Checking signatures is unfortunately not enough. Having the correct signatures does not mean it'll work. It's all about contracts and not just signatures. I mean what happens if the new version of a library has the same method signature, but accepts an ArrayList parameter now in reversed order? You will run into issues - sooner or later. I guess you maybe consider implementing tools like Ivy or Maven:
http://ant.apache.org/ivy/
http://maven.apache.org/
Yes it can be pain to implement it but once you have it it will "guard" your versions forever. You should never run into such an issue. But even those build tools are not 100% accurate. The only proper way of dealing with incompatible libraries, I know you won't like my answer, is extensive regression testing. For this you need bunch of testing tools. There are plenty of them out there: from very basic unit testing (JUnit) to database testing (JDBC Proxy) and UI testing frameworks like SWTBot (depends if your app is a web app or thick client).

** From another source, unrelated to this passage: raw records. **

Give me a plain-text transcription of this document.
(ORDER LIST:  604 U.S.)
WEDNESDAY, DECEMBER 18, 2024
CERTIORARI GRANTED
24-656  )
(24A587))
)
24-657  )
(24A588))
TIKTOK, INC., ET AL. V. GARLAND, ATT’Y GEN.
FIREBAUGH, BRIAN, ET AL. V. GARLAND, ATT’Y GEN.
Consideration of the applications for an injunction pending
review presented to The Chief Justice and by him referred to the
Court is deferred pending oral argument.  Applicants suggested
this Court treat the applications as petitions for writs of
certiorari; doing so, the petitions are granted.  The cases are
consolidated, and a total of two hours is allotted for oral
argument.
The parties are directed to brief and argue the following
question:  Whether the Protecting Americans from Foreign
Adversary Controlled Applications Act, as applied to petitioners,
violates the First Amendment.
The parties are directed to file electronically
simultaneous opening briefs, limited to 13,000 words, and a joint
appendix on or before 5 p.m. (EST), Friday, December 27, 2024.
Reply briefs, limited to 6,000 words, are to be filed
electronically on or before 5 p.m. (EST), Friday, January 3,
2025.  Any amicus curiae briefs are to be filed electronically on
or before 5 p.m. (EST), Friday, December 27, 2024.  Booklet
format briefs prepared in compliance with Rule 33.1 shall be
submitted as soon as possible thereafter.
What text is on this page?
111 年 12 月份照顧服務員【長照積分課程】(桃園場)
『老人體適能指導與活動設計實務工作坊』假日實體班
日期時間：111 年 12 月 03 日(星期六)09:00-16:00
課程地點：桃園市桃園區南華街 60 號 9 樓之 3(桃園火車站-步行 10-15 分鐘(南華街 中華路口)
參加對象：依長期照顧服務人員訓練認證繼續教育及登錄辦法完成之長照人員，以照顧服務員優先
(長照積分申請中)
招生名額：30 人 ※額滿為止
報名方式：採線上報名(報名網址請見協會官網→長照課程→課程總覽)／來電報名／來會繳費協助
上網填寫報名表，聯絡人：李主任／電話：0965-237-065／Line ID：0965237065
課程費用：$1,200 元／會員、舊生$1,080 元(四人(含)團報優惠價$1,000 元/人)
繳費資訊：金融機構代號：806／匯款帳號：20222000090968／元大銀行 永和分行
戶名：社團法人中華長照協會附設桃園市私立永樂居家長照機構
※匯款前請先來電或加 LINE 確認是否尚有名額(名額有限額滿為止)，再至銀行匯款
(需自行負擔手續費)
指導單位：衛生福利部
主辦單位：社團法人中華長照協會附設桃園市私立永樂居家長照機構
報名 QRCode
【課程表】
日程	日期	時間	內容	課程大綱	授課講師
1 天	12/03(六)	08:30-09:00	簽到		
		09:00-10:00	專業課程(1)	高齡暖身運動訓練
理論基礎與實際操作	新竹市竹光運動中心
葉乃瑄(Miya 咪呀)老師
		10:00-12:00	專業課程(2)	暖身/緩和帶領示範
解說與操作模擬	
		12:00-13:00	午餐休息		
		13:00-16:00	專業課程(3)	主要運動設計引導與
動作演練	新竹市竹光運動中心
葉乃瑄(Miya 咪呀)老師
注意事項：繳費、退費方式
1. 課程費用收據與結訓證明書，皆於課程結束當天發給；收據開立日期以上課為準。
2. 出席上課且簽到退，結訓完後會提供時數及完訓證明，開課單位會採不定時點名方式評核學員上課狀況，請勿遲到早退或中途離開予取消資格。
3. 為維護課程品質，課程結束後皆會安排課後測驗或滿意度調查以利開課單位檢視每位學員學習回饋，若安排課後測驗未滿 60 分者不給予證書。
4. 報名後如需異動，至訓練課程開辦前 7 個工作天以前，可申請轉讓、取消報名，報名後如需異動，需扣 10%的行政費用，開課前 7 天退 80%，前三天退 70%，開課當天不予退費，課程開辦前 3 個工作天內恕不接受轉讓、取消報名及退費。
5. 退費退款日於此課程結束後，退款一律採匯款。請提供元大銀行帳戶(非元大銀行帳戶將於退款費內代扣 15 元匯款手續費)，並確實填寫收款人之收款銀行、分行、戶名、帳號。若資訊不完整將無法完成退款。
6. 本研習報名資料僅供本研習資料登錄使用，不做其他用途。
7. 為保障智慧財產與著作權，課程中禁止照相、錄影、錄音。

Please note if your project gets really huge and you have large amount of dependencies you always not using all of the code there. Trying to check all interfaces and all signatures is way too much. Its not necessary to test it all when your code use lets say 30 % of the library code. What you need is to test what you really use. And this can be only done with extensive regression testing.
I have finally found a whole treasure box of answers at this post. Thanks for help, everyone!
The bounty goes to K. Claszen for the quickest and most input.
I'm also think that just setup local Jenkins is a best idea. What tool you use for build? Maybe you can improve you situation with switching to Maven as build tool? In more smart and don't recompile full project if you don't ask it directly. But switch to in can be HUGE paint in the neck - it hardly depends on how you project organized now...
And about VCS- exist Mercurial/SVN bridge - so you can use local Mercurial for you development ....
check this link: https://www.mercurial-scm.org/wiki/WorkingWithSubversion
There is a solution, jarjar, which allows to have different versions of the same library to be included multiple times in the dependency graph.
I use IntelliJ, not Eclipse, so maybe my answer is too IDE-specific. But in IntelliJ, I would simply include the modules from B into A, so that when I make changes to A, it breaks B immediately when compiling in the IDE. Modules can belong to multiple projects, so this is not anything like duplication, it's just adding references in the IDE to modules in other projects.